Tristan Miranda spent the waning days of summer last year on a California beach doing hip pivots on a surfboard — an extraordinary feat for someone who underwent hip surgery just three months earlier.
He had limped into the Hip Preservation Clinic at Vanderbilt Bone & Joint at age 18, then had surgery at the end of his freshman year to correct a hip impingement.
“The surgery really changed my life direction,” said Miranda, now a sophomore at Vanderbilt University. “I was really having trouble walking, trouble with stairs — just doing things that normal kids have no problem doing. So going from that to full mobility and being fully cleared was just amazing.”
The hip impingement was a residual complication from Legg-Calve-Perthes disease, which Miranda had been diagnosed with as a child. But hip impingements — along with hip dysplasia and tears of the labrum — are conditions that often go undiagnosed, setting the stage for debilitating arthritis and hip replacements for people in their 30s and 40s.

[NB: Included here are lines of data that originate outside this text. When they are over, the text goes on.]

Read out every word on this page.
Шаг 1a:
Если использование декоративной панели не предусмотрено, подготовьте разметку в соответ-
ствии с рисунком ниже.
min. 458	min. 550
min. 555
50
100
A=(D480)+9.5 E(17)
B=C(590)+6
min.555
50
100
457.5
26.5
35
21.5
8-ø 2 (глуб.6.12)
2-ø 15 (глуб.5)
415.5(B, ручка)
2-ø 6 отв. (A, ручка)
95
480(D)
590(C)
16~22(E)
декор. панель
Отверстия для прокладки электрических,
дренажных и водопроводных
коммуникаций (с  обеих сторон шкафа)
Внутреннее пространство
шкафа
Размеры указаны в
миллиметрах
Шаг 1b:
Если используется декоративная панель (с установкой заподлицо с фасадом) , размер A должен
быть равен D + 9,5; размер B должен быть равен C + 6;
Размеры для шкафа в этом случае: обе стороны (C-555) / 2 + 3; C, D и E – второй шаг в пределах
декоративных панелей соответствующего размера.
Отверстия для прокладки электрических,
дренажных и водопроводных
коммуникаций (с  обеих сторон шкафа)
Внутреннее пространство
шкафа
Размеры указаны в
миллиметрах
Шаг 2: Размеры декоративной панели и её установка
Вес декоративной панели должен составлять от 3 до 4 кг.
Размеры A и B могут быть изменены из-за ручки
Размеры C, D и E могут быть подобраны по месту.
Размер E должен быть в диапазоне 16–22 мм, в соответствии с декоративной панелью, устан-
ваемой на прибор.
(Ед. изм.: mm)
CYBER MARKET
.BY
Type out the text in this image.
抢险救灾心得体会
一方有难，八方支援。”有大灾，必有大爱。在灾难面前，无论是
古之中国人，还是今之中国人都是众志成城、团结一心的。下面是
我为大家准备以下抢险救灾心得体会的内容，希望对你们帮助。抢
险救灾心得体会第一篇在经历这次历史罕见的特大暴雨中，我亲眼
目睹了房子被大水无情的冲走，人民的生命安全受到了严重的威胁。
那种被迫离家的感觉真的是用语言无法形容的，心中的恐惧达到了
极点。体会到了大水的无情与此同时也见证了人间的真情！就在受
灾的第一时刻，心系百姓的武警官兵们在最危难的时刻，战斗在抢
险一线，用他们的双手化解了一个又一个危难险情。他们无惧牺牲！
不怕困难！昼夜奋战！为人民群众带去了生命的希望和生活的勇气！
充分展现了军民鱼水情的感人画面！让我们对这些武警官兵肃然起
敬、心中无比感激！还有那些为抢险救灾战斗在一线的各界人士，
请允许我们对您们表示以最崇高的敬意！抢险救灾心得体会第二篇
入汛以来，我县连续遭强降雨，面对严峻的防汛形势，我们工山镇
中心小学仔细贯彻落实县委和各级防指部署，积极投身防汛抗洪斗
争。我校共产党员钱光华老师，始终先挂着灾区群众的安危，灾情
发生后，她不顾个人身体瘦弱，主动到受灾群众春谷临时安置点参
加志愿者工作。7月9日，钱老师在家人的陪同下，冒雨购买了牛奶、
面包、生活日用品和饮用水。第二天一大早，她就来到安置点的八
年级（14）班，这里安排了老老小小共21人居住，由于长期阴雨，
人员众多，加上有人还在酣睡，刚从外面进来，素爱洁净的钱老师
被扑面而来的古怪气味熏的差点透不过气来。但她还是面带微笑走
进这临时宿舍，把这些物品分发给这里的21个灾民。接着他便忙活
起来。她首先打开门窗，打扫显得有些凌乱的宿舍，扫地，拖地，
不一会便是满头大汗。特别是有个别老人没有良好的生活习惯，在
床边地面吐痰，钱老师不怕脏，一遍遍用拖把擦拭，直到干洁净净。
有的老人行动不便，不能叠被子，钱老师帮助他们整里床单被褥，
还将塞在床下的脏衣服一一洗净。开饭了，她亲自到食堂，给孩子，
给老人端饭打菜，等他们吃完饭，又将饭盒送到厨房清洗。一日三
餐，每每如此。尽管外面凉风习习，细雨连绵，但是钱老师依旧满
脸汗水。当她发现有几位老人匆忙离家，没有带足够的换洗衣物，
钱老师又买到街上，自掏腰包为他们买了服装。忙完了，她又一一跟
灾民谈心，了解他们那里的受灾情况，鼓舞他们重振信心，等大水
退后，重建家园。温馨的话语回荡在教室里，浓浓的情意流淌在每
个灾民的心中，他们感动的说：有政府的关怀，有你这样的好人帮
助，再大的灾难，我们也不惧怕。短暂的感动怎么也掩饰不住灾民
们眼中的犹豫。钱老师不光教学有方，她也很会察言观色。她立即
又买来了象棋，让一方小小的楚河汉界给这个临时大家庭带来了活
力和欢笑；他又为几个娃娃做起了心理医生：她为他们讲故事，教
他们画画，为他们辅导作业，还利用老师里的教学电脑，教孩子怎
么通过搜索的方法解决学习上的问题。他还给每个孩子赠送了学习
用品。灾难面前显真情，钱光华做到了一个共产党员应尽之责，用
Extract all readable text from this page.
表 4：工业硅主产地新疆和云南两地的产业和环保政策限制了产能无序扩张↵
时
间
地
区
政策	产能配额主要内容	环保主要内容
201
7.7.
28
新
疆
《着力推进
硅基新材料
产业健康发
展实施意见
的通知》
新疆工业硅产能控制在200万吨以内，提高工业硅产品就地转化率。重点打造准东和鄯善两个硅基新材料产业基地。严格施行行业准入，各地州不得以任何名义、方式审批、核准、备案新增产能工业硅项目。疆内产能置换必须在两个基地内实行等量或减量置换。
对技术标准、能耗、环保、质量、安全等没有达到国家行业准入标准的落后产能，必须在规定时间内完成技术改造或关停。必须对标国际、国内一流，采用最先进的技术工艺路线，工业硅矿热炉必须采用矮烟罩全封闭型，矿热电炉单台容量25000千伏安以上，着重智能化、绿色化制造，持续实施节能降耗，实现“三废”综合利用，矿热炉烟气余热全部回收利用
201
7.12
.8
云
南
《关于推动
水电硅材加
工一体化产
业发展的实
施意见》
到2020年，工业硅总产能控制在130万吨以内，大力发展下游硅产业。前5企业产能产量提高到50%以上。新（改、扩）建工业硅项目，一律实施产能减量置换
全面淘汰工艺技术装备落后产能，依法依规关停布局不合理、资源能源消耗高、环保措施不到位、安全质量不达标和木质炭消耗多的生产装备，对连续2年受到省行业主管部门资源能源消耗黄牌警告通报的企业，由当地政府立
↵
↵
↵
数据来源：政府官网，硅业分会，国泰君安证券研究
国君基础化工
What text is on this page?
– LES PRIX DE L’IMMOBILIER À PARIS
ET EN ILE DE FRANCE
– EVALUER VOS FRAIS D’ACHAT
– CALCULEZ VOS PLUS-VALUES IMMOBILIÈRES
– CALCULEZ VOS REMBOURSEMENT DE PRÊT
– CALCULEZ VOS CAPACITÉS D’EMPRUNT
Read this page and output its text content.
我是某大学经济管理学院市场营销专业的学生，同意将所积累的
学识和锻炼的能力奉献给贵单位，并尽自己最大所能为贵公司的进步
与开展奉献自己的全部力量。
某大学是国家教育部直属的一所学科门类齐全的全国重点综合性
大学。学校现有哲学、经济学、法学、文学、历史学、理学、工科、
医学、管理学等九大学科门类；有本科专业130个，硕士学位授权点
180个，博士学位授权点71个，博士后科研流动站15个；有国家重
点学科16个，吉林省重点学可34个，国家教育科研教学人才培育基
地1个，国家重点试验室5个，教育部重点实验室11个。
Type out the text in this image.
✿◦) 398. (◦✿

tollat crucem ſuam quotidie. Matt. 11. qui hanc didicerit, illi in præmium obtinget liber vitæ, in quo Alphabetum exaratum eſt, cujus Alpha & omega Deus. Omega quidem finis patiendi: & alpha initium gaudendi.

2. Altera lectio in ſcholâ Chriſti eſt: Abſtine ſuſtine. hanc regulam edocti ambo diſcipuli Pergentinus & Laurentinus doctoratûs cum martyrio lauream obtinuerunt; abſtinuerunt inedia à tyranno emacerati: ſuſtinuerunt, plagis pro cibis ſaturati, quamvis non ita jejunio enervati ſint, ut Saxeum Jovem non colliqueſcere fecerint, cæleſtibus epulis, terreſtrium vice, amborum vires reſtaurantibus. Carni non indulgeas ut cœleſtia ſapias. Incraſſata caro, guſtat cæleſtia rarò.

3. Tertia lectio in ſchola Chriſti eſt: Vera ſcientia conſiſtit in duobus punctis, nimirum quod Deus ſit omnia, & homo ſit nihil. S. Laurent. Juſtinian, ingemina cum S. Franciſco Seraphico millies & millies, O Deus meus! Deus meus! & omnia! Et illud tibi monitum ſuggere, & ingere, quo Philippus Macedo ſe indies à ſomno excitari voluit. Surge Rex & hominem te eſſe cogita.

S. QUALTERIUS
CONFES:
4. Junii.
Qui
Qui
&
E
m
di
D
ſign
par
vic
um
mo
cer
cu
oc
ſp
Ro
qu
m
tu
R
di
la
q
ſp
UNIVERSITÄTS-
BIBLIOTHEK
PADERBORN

The Hip Preservation Clinic offers patients a unique care model so they can avoid or delay a total hip replacement. The clinic partners pediatric and adult reconstructive surgeons in real-time collaborations.
Jonathan Schoenecker, MD, PhD, Gregory Polkowski, MD, and Stephen Engstrom, MD, evaluate complex-hip pathologies at the clinic. Partnering pediatric (Schoenecker) and adult (Polkowski, Engstrom) hip surgeons in a clinic focused on preservation procedures is a new paradigm in orthopaedics.
With two providers evaluating a patient in one visit, the surgeons can obtain a more complete history, perform a comprehensive physical exam and jointly review all imaging in order to provide a cohesive explanation of the patient’s diagnosis, as well as offer a unified plan of care.
“Most hip preservationists are focused on performing a specific subset of surgeries. We have taken the concept of a comprehensive clinic, in that we have regular sessions together, where we see complex patients and look at them from similar, but unique perspectives, and then come up with a plan as opposed to having a patient bounce back and forth from doctor to doctor,” said Polkowski, assistant professor of Orthopaedic Surgery and Rehabilitation.
Many patients who come to the clinic have already been evaluated by a myriad of specialists and have often received conflicting diagnoses, opinions and care plans.
“Our main objective is to offer patients an option to save their native hip joint if at all possible,” said Schoenecker, associate professor of Orthopaedic Surgery and Rehabilitation and Jeffrey W. Mast Professor of Orthopaedic Trauma and Hip Surgery.
There are a number of reasons to first consider hip preservation surgery.
“A hip replacement is an excellent option in some patients, but is biomechanically different than the native hip, and in many cases cannot tolerate the same level of strenuous activity as a normal hip,” said Engstrom, who recently joined the Hip Preservation Clinic. “When you’re talking about a young patient receiving a hip replacement, you have to consider the fact that that patient is going to need a revision surgery at some point in their life, which is obviously something we’d like to avoid.”
The clinic specializes in state-of-the-art surgical procedures such as hip arthroscopy, surgical dislocation of the hip, rotational osteotomies and the Bernese Periacetabular Osteotomy (PAO) to repair damaged joints and reconstruct congenital deformities in order to preserve the hip.
A primary mission of the clinic is patient and family education.
“Patients often come to the clinic having seen multiple providers, which can be very confusing. More than anything else, we want everyone to leave our clinic with a complete understanding of their condition and what we can do to help them, even if that means they aren’t a candidate for preservation,” Engstrom said. “Sometimes the cartilage is too damaged, and a joint replacement is a better option.”
The surgeons also use a timeline for making recommendations.
“We prefer not to put you through two surgeries over 10 years,” Schoenecker said. “If we think your hip is not going to make it in the long term, we are not going to do a preservation surgery just to push a total hip replacement back two or three years. The goal is to give a patient an extra 10 to 20 years with their own hip.”